Bruce Gladwin, accepting the Golden Lion on behalf of his theater company, declared: “I thank the president Pietrangelo Buttafuoco and the directors Stefano Ricci and Gianni Forte for granting this tribute to our work. The Venice Biennale is a cultural institution extraordinary and it is with great honor and immense joy that we accept this award. We are all proud of the international spotlight that the Venice Biennale offers us.”

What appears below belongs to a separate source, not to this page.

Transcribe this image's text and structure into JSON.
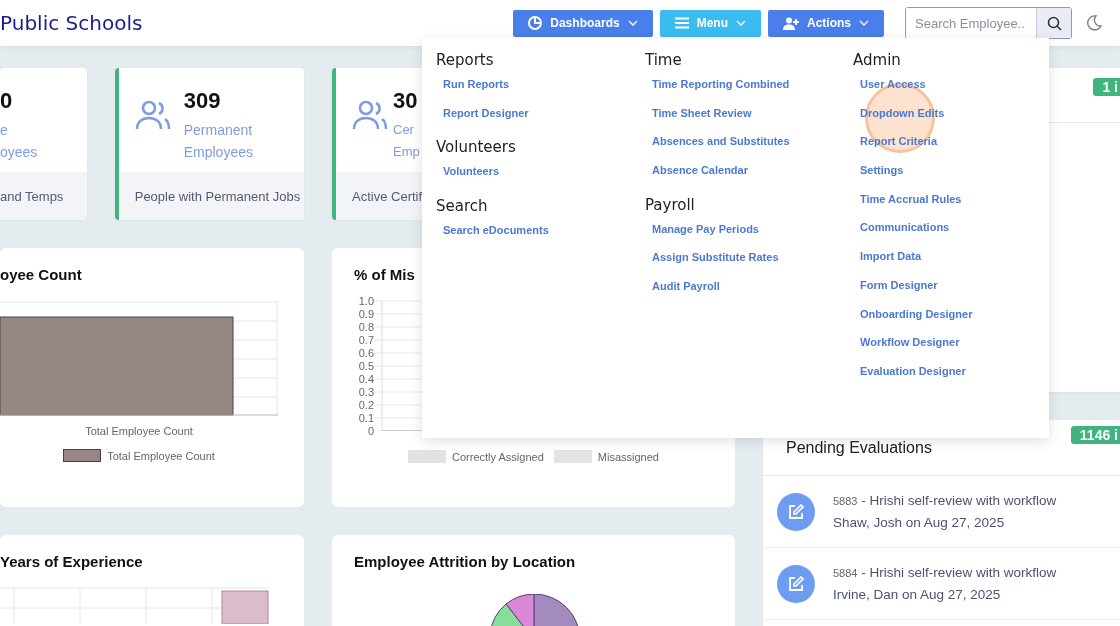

The actors Simon Laherty, Sarah Mainwaring and Scott Price, visibly moved, passed the Golden Lion statue from hand to hand amidst shouts of joy, tears and applause, making the ceremony extremely touching. “We are very happy with this award, we return to Australia full of so many emotions and so much gratitude towards Italy”, they commented. “The theater opens its wings to us every time we act and thanks to the Venice Biennale we now fly even higher,” they added. “Winning the Golden Lion is like winning the gold medal at the Olympics. Winning an award forces you to start over to do better and better.” “The Golden Lion awarded to us is part of that necessary change and I am convinced that it will help to increase understanding – underlined Gladwin – The Italian community demonstrates that it is advanced in addressing disability issues”.

The Australian company Back to Back Theatre, which boasts 22 awards collected over over thirty years, presented the show “Food Court” in its Italian premiere at the Teatro Piccolo Arsenale in Venice. Halfway between performance and concert, “Food Court” brings on stage three actresses – Sarah Gonion, Tamika Simpson, Sarah Mainwaring – together with the jazz band The Neck, to tell a story of bullying and rebirth. “For a long time it seemed that people with disabilities were playing victims – explained Bruce Gladwin – In ‘Food Court’ we wanted to create a work in which an actor with a disability played a character capable of doing harm. ‘Food Court’ did not aims to talk about disability. But it raises the question: are the characters portrayed disabled or not?”